A mis 37 años, dos hijos, un divorcio y tantos amores sigo esperando la certeza de la madurez. Aún nadie me ha dicho la manera efectiva para uno determinar si ha madurado al ciento por ciento; si quizás la lucidez de los años es parcialmente selectiva y uno atina algunas conquistas y otras quedan en un limbo emocional; o a lo mejor existe un eterno apego al desenfado de la juventud que nos obliga a cometer errores para sentirnos vivo.
Cada día me empeño en ser una buena madre con mis hijos, en darles todo lo bueno de mí y dejar en ellos la satisfacción de que su futuro refleje en ellos mi mayor entrega, el derroche de amor incondicional que me brota sólo con pensarlos y en estar para ellos. Sin tiempo, sin prisas, sin condiciones y sin distracciones.
Hablo con los viejos casi todos los días. Y si no los llamo, voy. Vivo pendiente a ellos, a sus vidas, a sus cosas. Comparto con ellos mis alegrías, mis crisis, mis dudas y sobre todo el amor de mis hijos. Un regalo maravilloso que ellos mismos reclaman cuando pasan días sin verlos.
Para mis amigos, trato siempre de estar. No existen horario ni reclamos entre mis buenos amigos y yo; el odioso tu no me llamas no existe entre nosotros. Pasan meses sin vernos y somos capaces de retomar los temas de vida como si nunca nos dejamos de ver. Mis amistades saben que me tienen y no hay ni necesidad en abundar en esos ofrecimientos.
Sin embargo, aún no descubro el misterio de vida que ronda en el afán de asumir situaciones que huelen a imposible. Muchísimas de las veces reciclando cuadros conocidos, revolviendo aguas pasadas que en su momento fracasaron. Dice mi amiga Larissa que el que se va a joder no calcula y yo estoy por creer que la mujer es más sabia de la cuenta y anda más que clara por la vida. Porque cuánta razón que tiene.
Tantas veces uno se empeña en los clichés, en las excusas para justificar los errores del otro y muchas tantas de nosotros mismos, aún sabiendo que ya compró boleto sin retorno con destino al fracaso.
Los seres humanos somos tercos por naturaleza, pero también guardamos una dosis de inocencia que muchas veces raya en lo pendejo.

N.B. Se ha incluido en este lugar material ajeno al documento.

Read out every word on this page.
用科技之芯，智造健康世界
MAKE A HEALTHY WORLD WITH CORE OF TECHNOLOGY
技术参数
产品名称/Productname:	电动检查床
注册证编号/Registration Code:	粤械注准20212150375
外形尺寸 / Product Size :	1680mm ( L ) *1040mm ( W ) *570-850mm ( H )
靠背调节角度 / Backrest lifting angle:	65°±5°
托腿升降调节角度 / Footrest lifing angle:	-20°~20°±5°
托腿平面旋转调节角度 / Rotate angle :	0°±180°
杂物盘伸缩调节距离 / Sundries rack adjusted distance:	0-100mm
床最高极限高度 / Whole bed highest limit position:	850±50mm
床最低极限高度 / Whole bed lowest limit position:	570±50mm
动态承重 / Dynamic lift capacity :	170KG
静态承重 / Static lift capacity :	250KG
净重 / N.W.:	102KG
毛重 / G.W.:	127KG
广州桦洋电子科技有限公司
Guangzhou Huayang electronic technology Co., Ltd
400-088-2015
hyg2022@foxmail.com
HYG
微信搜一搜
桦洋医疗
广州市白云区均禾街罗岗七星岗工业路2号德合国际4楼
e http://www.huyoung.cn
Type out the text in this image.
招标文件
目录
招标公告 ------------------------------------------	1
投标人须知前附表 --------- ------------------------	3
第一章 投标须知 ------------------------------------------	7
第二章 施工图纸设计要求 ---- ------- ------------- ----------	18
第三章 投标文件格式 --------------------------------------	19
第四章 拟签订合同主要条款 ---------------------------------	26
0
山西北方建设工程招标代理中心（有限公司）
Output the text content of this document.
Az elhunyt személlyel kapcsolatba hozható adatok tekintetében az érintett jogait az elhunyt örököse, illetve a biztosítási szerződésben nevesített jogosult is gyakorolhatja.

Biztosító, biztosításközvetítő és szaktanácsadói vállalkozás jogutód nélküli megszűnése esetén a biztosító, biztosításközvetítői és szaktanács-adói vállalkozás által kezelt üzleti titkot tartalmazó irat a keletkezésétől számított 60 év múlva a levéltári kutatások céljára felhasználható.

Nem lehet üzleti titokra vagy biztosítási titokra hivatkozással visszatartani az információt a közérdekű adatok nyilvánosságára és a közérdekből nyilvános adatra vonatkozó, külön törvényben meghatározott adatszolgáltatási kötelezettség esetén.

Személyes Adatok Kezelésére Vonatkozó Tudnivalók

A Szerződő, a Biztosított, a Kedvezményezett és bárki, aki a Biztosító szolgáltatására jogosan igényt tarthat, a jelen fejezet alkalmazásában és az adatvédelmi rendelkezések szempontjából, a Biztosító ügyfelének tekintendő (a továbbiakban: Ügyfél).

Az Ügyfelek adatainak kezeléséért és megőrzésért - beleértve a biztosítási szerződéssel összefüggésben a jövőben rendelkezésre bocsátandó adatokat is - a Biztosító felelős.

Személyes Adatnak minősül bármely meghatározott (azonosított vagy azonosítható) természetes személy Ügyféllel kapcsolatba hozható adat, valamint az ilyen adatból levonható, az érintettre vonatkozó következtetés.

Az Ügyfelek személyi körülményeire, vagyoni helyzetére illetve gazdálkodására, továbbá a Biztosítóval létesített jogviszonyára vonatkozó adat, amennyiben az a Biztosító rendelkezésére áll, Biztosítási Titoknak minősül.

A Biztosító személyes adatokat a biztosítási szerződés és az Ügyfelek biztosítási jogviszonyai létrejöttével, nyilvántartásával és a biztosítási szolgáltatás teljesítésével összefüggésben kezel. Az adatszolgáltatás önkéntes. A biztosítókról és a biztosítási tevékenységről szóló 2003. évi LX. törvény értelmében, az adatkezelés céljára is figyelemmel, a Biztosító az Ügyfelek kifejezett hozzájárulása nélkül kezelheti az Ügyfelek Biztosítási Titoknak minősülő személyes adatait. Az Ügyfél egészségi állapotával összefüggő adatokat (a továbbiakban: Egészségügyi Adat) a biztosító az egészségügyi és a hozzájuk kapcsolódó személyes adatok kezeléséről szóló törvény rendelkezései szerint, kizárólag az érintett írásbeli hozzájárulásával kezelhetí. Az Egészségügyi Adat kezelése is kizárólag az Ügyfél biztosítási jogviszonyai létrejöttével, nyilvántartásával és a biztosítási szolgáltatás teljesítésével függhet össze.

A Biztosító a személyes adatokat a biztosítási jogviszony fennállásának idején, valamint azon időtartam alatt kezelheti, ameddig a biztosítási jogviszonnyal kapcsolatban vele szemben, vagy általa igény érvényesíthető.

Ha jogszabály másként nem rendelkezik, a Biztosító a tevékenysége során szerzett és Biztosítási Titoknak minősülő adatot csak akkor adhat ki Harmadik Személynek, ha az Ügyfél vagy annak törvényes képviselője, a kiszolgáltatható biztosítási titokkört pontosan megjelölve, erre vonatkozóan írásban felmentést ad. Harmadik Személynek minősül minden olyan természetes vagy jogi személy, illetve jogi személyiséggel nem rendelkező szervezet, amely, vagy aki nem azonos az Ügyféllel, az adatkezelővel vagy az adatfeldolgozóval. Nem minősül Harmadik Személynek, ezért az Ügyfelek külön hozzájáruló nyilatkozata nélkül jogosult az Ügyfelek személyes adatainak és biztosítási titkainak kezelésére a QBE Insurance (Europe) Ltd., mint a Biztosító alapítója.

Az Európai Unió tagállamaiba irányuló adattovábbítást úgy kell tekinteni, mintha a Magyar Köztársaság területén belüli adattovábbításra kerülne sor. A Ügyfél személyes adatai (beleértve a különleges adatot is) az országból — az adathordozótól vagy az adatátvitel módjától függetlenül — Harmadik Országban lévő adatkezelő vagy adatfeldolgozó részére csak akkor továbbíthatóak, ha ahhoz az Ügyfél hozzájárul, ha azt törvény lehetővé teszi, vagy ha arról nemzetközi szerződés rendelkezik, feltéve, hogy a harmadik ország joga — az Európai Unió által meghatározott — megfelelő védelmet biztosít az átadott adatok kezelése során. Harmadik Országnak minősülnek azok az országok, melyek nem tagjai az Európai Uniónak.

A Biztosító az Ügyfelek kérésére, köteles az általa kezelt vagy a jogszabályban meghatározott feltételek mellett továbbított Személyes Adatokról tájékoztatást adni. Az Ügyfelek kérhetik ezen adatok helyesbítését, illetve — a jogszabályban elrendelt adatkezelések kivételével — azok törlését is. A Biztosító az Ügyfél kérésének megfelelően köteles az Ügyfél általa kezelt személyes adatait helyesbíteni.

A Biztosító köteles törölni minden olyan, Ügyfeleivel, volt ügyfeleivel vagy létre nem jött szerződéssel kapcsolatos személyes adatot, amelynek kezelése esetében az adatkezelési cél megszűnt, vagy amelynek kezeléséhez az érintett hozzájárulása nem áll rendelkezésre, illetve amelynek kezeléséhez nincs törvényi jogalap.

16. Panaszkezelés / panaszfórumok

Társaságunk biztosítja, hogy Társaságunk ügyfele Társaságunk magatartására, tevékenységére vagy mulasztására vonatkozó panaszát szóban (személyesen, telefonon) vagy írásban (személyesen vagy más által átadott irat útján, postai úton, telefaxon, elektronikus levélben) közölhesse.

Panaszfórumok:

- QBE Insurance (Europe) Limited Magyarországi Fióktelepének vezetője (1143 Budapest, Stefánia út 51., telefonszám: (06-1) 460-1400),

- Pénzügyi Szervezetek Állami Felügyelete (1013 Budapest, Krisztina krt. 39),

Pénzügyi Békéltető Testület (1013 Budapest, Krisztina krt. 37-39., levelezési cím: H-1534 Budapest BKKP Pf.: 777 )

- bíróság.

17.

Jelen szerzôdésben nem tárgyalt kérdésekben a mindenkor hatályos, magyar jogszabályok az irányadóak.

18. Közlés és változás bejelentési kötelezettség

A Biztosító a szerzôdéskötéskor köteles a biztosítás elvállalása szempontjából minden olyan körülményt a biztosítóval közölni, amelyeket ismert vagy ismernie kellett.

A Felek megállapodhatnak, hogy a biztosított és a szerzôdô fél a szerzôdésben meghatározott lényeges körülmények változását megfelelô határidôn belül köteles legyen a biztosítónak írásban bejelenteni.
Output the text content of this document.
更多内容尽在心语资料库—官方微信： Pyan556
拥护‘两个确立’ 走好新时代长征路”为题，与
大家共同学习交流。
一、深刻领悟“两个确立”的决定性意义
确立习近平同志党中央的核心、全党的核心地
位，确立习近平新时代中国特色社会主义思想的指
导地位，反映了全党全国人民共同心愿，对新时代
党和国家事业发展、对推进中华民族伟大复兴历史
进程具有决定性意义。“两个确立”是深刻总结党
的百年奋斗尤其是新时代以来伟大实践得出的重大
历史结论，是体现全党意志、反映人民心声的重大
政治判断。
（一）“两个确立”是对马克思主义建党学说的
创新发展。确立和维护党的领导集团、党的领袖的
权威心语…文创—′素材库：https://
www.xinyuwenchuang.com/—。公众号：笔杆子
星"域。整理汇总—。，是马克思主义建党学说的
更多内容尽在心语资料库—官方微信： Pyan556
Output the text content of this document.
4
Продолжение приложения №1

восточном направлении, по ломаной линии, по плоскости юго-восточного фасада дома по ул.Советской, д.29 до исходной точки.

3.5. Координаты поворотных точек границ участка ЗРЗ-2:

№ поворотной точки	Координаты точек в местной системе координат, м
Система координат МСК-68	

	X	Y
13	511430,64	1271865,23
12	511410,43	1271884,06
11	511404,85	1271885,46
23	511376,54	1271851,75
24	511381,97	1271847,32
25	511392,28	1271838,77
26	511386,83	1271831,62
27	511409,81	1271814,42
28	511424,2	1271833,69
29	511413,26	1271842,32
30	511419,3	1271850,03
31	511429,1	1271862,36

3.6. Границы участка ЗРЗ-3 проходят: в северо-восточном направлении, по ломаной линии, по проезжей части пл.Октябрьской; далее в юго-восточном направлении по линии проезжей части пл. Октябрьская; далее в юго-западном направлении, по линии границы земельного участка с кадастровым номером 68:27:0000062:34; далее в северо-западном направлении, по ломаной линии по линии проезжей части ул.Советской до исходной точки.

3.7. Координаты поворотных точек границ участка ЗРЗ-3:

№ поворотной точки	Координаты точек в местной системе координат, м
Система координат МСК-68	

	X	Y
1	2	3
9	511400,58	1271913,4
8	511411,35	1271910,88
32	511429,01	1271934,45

Uno le tiene fe a situaciones que aunque sabe que no convienen, vive como el ateo que espera un milagro o aquel que anhela sacarse la lotería sin haber jugado un ticket jamás.
Quizás sea ilusión desmedida, anhelos irreales, esperanza desbordada, exceso de fe en los demás o el deseo irremediable que nos invade a todos cuando se trata de encontrar la felicidad.